Recently Andreea Molnar, MD from the Charles E. Schmidt College of Medicine, Florida Atlantic University and colleagues published a commentary in the journal Therapeutic Innovation & Regulatory Science calling for a moratorium on the prescribing of ivermectin.
A team of authors from both FAU’s Schmidt College of Medicine and the University of Wisconsin, School of Medicine and Public Health collaborated to propose blocking all ivermectin prescriptions for COVID-19 patients. Other authors included the highly published Charles H. Hennekens, MD, DrPH.
TrialSite has chronicled the research behind ivermectin since the original Australia-based lab study early on in the pandemic. As studies in low-and-middle-income countries (LMICs) such as Bangladesh, Brazil, Egypt and several other places showed promising results a case series study in the U.S. at Broward County Health also demonstrated notably positive outcomes (although that ICON study wasn’t a randomized controlled trial). This media covered the turnaround in India’s largest state—Uttar Pradesh. Even Israel’s top tropical medicine expert led a small study advocating for its potential.
Of course, lots of controversy and drama have unfolded with this seemingly innocuous generic drug, including the emergence of a relatively small, but committed group of doctors across America that prescribe the FDA—approved antiparasitic drug off label. Once known as the “Wonder Drug,” the developers of the drug won a Nobel Prize. It has been shown to be safe with billions of doses administered in tropical locations as part of the Mectizan program for example. There the drug has helped to significantly fight on River Blindness and Lymphatic Filariasis.

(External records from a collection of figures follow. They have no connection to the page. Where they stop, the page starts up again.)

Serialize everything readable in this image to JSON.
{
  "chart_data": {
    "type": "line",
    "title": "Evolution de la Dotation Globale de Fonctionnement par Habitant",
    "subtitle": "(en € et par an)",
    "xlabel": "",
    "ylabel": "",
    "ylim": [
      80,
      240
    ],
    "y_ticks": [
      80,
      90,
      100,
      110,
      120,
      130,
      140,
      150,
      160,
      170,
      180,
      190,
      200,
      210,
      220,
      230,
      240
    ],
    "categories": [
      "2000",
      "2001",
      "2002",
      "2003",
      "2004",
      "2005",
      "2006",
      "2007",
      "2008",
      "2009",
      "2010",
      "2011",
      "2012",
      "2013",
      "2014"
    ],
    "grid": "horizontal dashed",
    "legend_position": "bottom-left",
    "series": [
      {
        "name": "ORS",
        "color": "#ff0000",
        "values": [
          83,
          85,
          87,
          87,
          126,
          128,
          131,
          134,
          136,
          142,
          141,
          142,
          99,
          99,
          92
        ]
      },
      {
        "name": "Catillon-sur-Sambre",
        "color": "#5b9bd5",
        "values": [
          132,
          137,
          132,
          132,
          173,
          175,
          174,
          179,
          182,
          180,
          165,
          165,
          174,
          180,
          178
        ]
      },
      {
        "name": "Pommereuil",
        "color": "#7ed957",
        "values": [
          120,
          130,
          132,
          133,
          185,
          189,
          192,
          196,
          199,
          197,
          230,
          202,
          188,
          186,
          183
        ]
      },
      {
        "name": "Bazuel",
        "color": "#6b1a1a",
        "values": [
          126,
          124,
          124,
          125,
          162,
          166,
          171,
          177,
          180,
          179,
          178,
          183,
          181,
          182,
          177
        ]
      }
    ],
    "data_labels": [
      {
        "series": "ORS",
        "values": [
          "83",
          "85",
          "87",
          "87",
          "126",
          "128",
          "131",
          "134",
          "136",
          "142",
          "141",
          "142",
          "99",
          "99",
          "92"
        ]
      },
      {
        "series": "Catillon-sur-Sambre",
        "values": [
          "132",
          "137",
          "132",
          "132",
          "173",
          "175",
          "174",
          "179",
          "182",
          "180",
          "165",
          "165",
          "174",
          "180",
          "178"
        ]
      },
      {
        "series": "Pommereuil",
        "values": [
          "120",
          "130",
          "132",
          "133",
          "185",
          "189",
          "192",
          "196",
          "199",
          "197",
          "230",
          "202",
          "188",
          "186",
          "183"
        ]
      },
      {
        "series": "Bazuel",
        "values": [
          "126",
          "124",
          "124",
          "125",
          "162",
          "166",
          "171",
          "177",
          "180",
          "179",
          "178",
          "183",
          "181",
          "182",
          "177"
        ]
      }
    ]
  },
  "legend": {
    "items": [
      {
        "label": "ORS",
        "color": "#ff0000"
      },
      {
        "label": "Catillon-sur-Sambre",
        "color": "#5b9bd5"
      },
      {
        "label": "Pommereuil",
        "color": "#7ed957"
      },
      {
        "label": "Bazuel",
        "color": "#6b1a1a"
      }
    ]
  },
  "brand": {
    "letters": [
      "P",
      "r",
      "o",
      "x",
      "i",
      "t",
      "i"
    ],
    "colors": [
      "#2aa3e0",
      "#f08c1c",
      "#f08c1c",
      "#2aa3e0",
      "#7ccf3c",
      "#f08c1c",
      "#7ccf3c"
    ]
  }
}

As TrialSite reported prescriptions skyrocketed from just over 3,500 per week to nearly 90,000 per week representing what this media estimated was over $300 million per annum in sales. One University of Michigan-led study alone pegged the insurance reimbursement at $130 million (this precluded cash payments).

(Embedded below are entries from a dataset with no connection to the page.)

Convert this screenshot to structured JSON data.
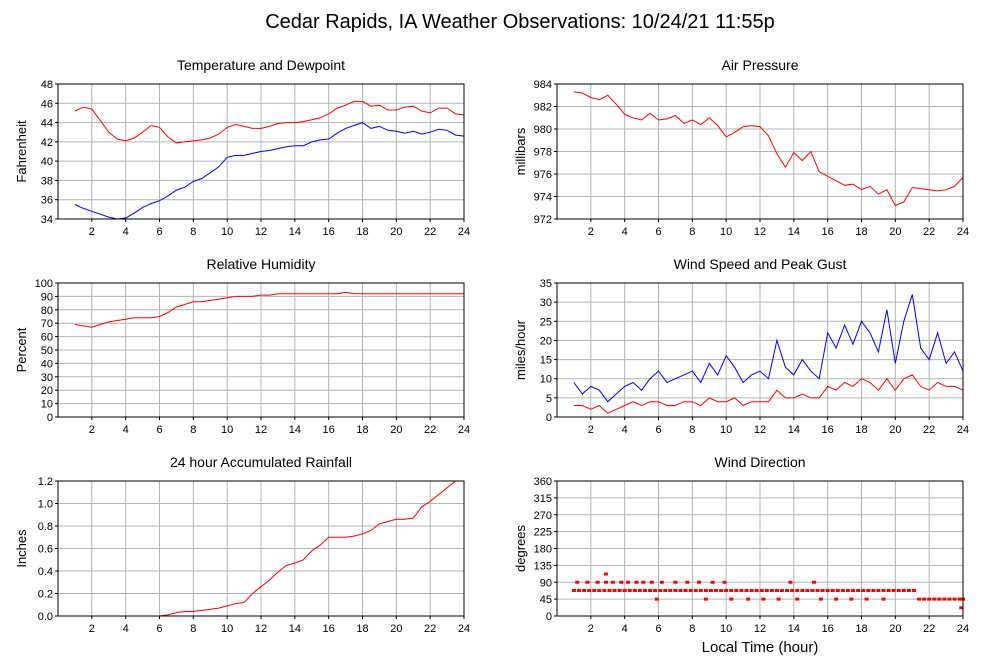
{
  "page": {
    "title": "Cedar Rapids, IA Weather Observations: 10/24/21 11:55p",
    "xlabel": "Local Time (hour)"
  },
  "chart_data": [
    {
      "type": "line",
      "title": "Temperature and Dewpoint",
      "ylabel": "Fahrenheit",
      "xlim": [
        0,
        24
      ],
      "ylim": [
        34,
        48
      ],
      "yticks": [
        34,
        36,
        38,
        40,
        42,
        44,
        46,
        48
      ],
      "xticks": [
        2,
        4,
        6,
        8,
        10,
        12,
        14,
        16,
        18,
        20,
        22,
        24
      ],
      "grid": true,
      "series": [
        {
          "color": "#ff0000",
          "x": [
            1,
            1.5,
            2,
            2.5,
            3,
            3.5,
            4,
            4.5,
            5,
            5.5,
            6,
            6.5,
            7,
            7.5,
            8,
            8.5,
            9,
            9.5,
            10,
            10.5,
            11,
            11.5,
            12,
            12.5,
            13,
            13.5,
            14,
            14.5,
            15,
            15.5,
            16,
            16.5,
            17,
            17.5,
            18,
            18.5,
            19,
            19.5,
            20,
            20.5,
            21,
            21.5,
            22,
            22.5,
            23,
            23.5,
            24
          ],
          "y": [
            45.2,
            45.6,
            45.4,
            44.2,
            43.0,
            42.3,
            42.1,
            42.4,
            43.0,
            43.7,
            43.5,
            42.5,
            41.9,
            42.0,
            42.1,
            42.2,
            42.4,
            42.8,
            43.5,
            43.8,
            43.6,
            43.4,
            43.4,
            43.6,
            43.9,
            44.0,
            44.0,
            44.1,
            44.3,
            44.5,
            44.9,
            45.5,
            45.8,
            46.2,
            46.2,
            45.7,
            45.8,
            45.3,
            45.3,
            45.6,
            45.7,
            45.2,
            45.0,
            45.5,
            45.5,
            44.9,
            44.8
          ]
        },
        {
          "color": "#0000ff",
          "x": [
            1,
            1.5,
            2,
            2.5,
            3,
            3.5,
            4,
            4.5,
            5,
            5.5,
            6,
            6.5,
            7,
            7.5,
            8,
            8.5,
            9,
            9.5,
            10,
            10.5,
            11,
            11.5,
            12,
            12.5,
            13,
            13.5,
            14,
            14.5,
            15,
            15.5,
            16,
            16.5,
            17,
            17.5,
            18,
            18.5,
            19,
            19.5,
            20,
            20.5,
            21,
            21.5,
            22,
            22.5,
            23,
            23.5,
            24
          ],
          "y": [
            35.5,
            35.1,
            34.8,
            34.5,
            34.2,
            34.0,
            34.1,
            34.6,
            35.2,
            35.6,
            35.9,
            36.4,
            37.0,
            37.3,
            37.9,
            38.2,
            38.8,
            39.4,
            40.4,
            40.6,
            40.6,
            40.8,
            41.0,
            41.1,
            41.3,
            41.5,
            41.6,
            41.6,
            42.0,
            42.2,
            42.3,
            42.9,
            43.4,
            43.7,
            44.0,
            43.4,
            43.6,
            43.2,
            43.1,
            42.9,
            43.1,
            42.8,
            43.0,
            43.3,
            43.2,
            42.7,
            42.6
          ]
        }
      ]
    },
    {
      "type": "line",
      "title": "Air Pressure",
      "ylabel": "millibars",
      "xlim": [
        0,
        24
      ],
      "ylim": [
        972,
        984
      ],
      "yticks": [
        972,
        974,
        976,
        978,
        980,
        982,
        984
      ],
      "xticks": [
        2,
        4,
        6,
        8,
        10,
        12,
        14,
        16,
        18,
        20,
        22,
        24
      ],
      "grid": true,
      "series": [
        {
          "color": "#ff0000",
          "x": [
            1,
            1.5,
            2,
            2.5,
            3,
            3.5,
            4,
            4.5,
            5,
            5.5,
            6,
            6.5,
            7,
            7.5,
            8,
            8.5,
            9,
            9.5,
            10,
            10.5,
            11,
            11.5,
            12,
            12.5,
            13,
            13.5,
            14,
            14.5,
            15,
            15.5,
            16,
            16.5,
            17,
            17.5,
            18,
            18.5,
            19,
            19.5,
            20,
            20.5,
            21,
            21.5,
            22,
            22.5,
            23,
            23.5,
            24
          ],
          "y": [
            983.3,
            983.2,
            982.8,
            982.6,
            983.0,
            982.2,
            981.3,
            981.0,
            980.8,
            981.4,
            980.8,
            980.9,
            981.2,
            980.5,
            980.8,
            980.4,
            981.0,
            980.3,
            979.3,
            979.7,
            980.2,
            980.3,
            980.2,
            979.4,
            977.8,
            976.6,
            977.9,
            977.2,
            978.0,
            976.2,
            975.8,
            975.4,
            975.0,
            975.1,
            974.6,
            974.9,
            974.2,
            974.6,
            973.2,
            973.5,
            974.8,
            974.7,
            974.6,
            974.5,
            974.6,
            974.9,
            975.7
          ]
        }
      ]
    },
    {
      "type": "line",
      "title": "Relative Humidity",
      "ylabel": "Percent",
      "xlim": [
        0,
        24
      ],
      "ylim": [
        0,
        100
      ],
      "yticks": [
        0,
        10,
        20,
        30,
        40,
        50,
        60,
        70,
        80,
        90,
        100
      ],
      "xticks": [
        2,
        4,
        6,
        8,
        10,
        12,
        14,
        16,
        18,
        20,
        22,
        24
      ],
      "grid": true,
      "series": [
        {
          "color": "#ff0000",
          "x": [
            1,
            1.5,
            2,
            2.5,
            3,
            3.5,
            4,
            4.5,
            5,
            5.5,
            6,
            6.5,
            7,
            7.5,
            8,
            8.5,
            9,
            9.5,
            10,
            10.5,
            11,
            11.5,
            12,
            12.5,
            13,
            13.5,
            14,
            14.5,
            15,
            15.5,
            16,
            16.5,
            17,
            17.5,
            18,
            18.5,
            19,
            19.5,
            20,
            20.5,
            21,
            21.5,
            22,
            22.5,
            23,
            23.5,
            24
          ],
          "y": [
            69,
            68,
            67,
            69,
            71,
            72,
            73,
            74,
            74,
            74,
            75,
            78,
            82,
            84,
            86,
            86,
            87,
            88,
            89,
            90,
            90,
            90,
            91,
            91,
            92,
            92,
            92,
            92,
            92,
            92,
            92,
            92,
            93,
            92,
            92,
            92,
            92,
            92,
            92,
            92,
            92,
            92,
            92,
            92,
            92,
            92,
            92
          ]
        }
      ]
    },
    {
      "type": "line",
      "title": "Wind Speed and Peak Gust",
      "ylabel": "miles/hour",
      "xlim": [
        0,
        24
      ],
      "ylim": [
        0,
        35
      ],
      "yticks": [
        0,
        5,
        10,
        15,
        20,
        25,
        30,
        35
      ],
      "xticks": [
        2,
        4,
        6,
        8,
        10,
        12,
        14,
        16,
        18,
        20,
        22,
        24
      ],
      "grid": true,
      "series": [
        {
          "color": "#0000ff",
          "x": [
            1,
            1.5,
            2,
            2.5,
            3,
            3.5,
            4,
            4.5,
            5,
            5.5,
            6,
            6.5,
            7,
            7.5,
            8,
            8.5,
            9,
            9.5,
            10,
            10.5,
            11,
            11.5,
            12,
            12.5,
            13,
            13.5,
            14,
            14.5,
            15,
            15.5,
            16,
            16.5,
            17,
            17.5,
            18,
            18.5,
            19,
            19.5,
            20,
            20.5,
            21,
            21.5,
            22,
            22.5,
            23,
            23.5,
            24
          ],
          "y": [
            9,
            6,
            8,
            7,
            4,
            6,
            8,
            9,
            7,
            10,
            12,
            9,
            10,
            11,
            12,
            9,
            14,
            11,
            16,
            13,
            9,
            11,
            12,
            10,
            20,
            13,
            11,
            15,
            12,
            10,
            22,
            18,
            24,
            19,
            25,
            22,
            17,
            28,
            14,
            25,
            32,
            18,
            15,
            22,
            14,
            17,
            12
          ]
        },
        {
          "color": "#ff0000",
          "x": [
            1,
            1.5,
            2,
            2.5,
            3,
            3.5,
            4,
            4.5,
            5,
            5.5,
            6,
            6.5,
            7,
            7.5,
            8,
            8.5,
            9,
            9.5,
            10,
            10.5,
            11,
            11.5,
            12,
            12.5,
            13,
            13.5,
            14,
            14.5,
            15,
            15.5,
            16,
            16.5,
            17,
            17.5,
            18,
            18.5,
            19,
            19.5,
            20,
            20.5,
            21,
            21.5,
            22,
            22.5,
            23,
            23.5,
            24
          ],
          "y": [
            3,
            3,
            2,
            3,
            1,
            2,
            3,
            4,
            3,
            4,
            4,
            3,
            3,
            4,
            4,
            3,
            5,
            4,
            4,
            5,
            3,
            4,
            4,
            4,
            7,
            5,
            5,
            6,
            5,
            5,
            8,
            7,
            9,
            8,
            10,
            9,
            7,
            10,
            7,
            10,
            11,
            8,
            7,
            9,
            8,
            8,
            7
          ]
        }
      ]
    },
    {
      "type": "line",
      "title": "24 hour Accumulated Rainfall",
      "ylabel": "Inches",
      "xlim": [
        0,
        24
      ],
      "ylim": [
        0,
        1.2
      ],
      "yticks": [
        0.0,
        0.2,
        0.4,
        0.6,
        0.8,
        1.0,
        1.2
      ],
      "xticks": [
        2,
        4,
        6,
        8,
        10,
        12,
        14,
        16,
        18,
        20,
        22,
        24
      ],
      "grid": true,
      "series": [
        {
          "color": "#ff0000",
          "x": [
            1,
            2,
            3,
            4,
            5,
            6,
            6.5,
            7,
            7.5,
            8,
            8.5,
            9,
            9.5,
            10,
            10.5,
            11,
            11.5,
            12,
            12.5,
            13,
            13.5,
            14,
            14.5,
            15,
            15.5,
            16,
            16.5,
            17,
            17.5,
            18,
            18.5,
            19,
            19.5,
            20,
            20.5,
            21,
            21.5,
            22,
            22.5,
            23,
            23.5
          ],
          "y": [
            0,
            0,
            0,
            0,
            0,
            0,
            0.01,
            0.03,
            0.04,
            0.04,
            0.05,
            0.06,
            0.07,
            0.09,
            0.11,
            0.12,
            0.2,
            0.26,
            0.32,
            0.39,
            0.45,
            0.47,
            0.5,
            0.58,
            0.63,
            0.7,
            0.7,
            0.7,
            0.71,
            0.73,
            0.76,
            0.82,
            0.84,
            0.86,
            0.86,
            0.87,
            0.97,
            1.02,
            1.08,
            1.14,
            1.2
          ]
        }
      ]
    },
    {
      "type": "scatter",
      "title": "Wind Direction",
      "ylabel": "degrees",
      "xlabel": "Local Time (hour)",
      "xlim": [
        0,
        24
      ],
      "ylim": [
        0,
        360
      ],
      "yticks": [
        0,
        45,
        90,
        135,
        180,
        225,
        270,
        315,
        360
      ],
      "xticks": [
        2,
        4,
        6,
        8,
        10,
        12,
        14,
        16,
        18,
        20,
        22,
        24
      ],
      "grid": true,
      "series": [
        {
          "color": "#ff0000",
          "x": [
            1.0,
            1.3,
            1.6,
            1.9,
            2.2,
            2.5,
            2.8,
            3.1,
            3.4,
            3.7,
            4.0,
            4.3,
            4.6,
            4.9,
            5.2,
            5.5,
            5.8,
            6.1,
            6.4,
            6.7,
            7.0,
            7.3,
            7.6,
            7.9,
            8.2,
            8.5,
            8.8,
            9.1,
            9.4,
            9.7,
            10.0,
            10.3,
            10.6,
            10.9,
            11.2,
            11.5,
            11.8,
            12.1,
            12.4,
            12.7,
            13.0,
            13.3,
            13.6,
            13.9,
            14.2,
            14.5,
            14.8,
            15.1,
            15.4,
            15.7,
            16.0,
            16.3,
            16.6,
            16.9,
            17.2,
            17.5,
            17.8,
            18.1,
            18.4,
            18.7,
            19.0,
            19.3,
            19.6,
            19.9,
            20.2,
            20.5,
            20.8,
            21.1,
            1.2,
            1.8,
            2.4,
            2.9,
            3.3,
            3.8,
            4.2,
            4.7,
            5.1,
            5.6,
            6.2,
            7.0,
            7.7,
            8.4,
            9.2,
            9.9,
            13.8,
            15.2,
            2.9,
            5.9,
            8.8,
            10.3,
            11.3,
            12.2,
            13.1,
            14.2,
            15.6,
            16.5,
            17.4,
            18.3,
            19.3,
            21.4,
            21.7,
            22.0,
            22.3,
            22.6,
            22.9,
            23.2,
            23.5,
            23.8,
            24.0,
            23.9
          ],
          "y": [
            68,
            68,
            68,
            68,
            68,
            68,
            68,
            68,
            68,
            68,
            68,
            68,
            68,
            68,
            68,
            68,
            68,
            68,
            68,
            68,
            68,
            68,
            68,
            68,
            68,
            68,
            68,
            68,
            68,
            68,
            68,
            68,
            68,
            68,
            68,
            68,
            68,
            68,
            68,
            68,
            68,
            68,
            68,
            68,
            68,
            68,
            68,
            68,
            68,
            68,
            68,
            68,
            68,
            68,
            68,
            68,
            68,
            68,
            68,
            68,
            68,
            68,
            68,
            68,
            68,
            68,
            68,
            68,
            90,
            90,
            90,
            90,
            90,
            90,
            90,
            90,
            90,
            90,
            90,
            90,
            90,
            90,
            90,
            90,
            90,
            90,
            112,
            45,
            45,
            45,
            45,
            45,
            45,
            45,
            45,
            45,
            45,
            45,
            45,
            45,
            45,
            45,
            45,
            45,
            45,
            45,
            45,
            45,
            45,
            22
          ]
        }
      ]
    }
  ]
}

With transparency into the unfolding magnitude associated with the growing demand a purge commenced led often indirectly by the federal government via the U.S. Food and Drug Administration (FDA). The Gold Standard agency got directly involved in social network campaigns—some even allege they were part of an intricate misinformation campaign including major media.

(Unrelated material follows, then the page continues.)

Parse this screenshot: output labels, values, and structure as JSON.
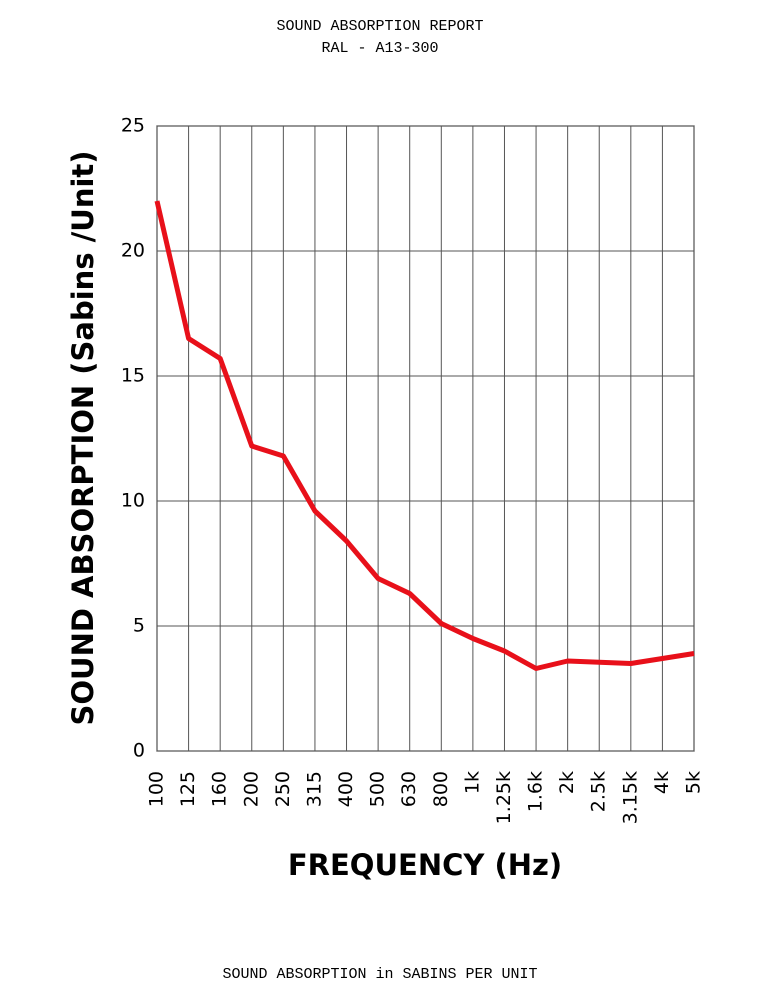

A couple of high-profile studies showed no efficacy (although critics raise various problems with at least some of these studies) and given growing medical establishment and regulatory pressure prescriptions now have declined to about $39,102 per week. Now a group of doctors associated with a couple of academic medical centers hope to bring that sales total to zero.
Proposed Suspension
Florida Atlantic University’s Dr. Molnar and colleagues call for an outright moratorium on any prescriptions to treat COVID-19. They make an exception for supplying any randomized controlled trials such as the U.S. government-sponsored ACTIV-6 trial.
Rather Molnar et al. declares physicians should tell their patients now receiving ivermectin prescriptions to get vaccines and wear masks. And of course, they remind all about the new COVID-19 therapies on the market from both Merck and Pfizer. Those therapies do have limitations and some national health leads have expressed concerns about molnupiravir.
The authors don’t address fundamental concerns involving waning immunity, or evading immunity associated with Omicron nor is the science for masks solidified (and in fact most states are dropping mask mandates) yet these elements are deemed necessary by the authors to doctors are “doing better than harm.”
It would appear Dr. Molnar earned her MD in Romania and is somehow affiliated with Florida Atlantic University but is not listed in the directory. In a LinkedIn profile, Dr. Molnar appears to be affiliated with a research project called “Metflix” as well as studies with the Lumen Foundation. As mentioned, other authors include respected physicians and academicians at both Florida Atlantic University and University of Wisconsin.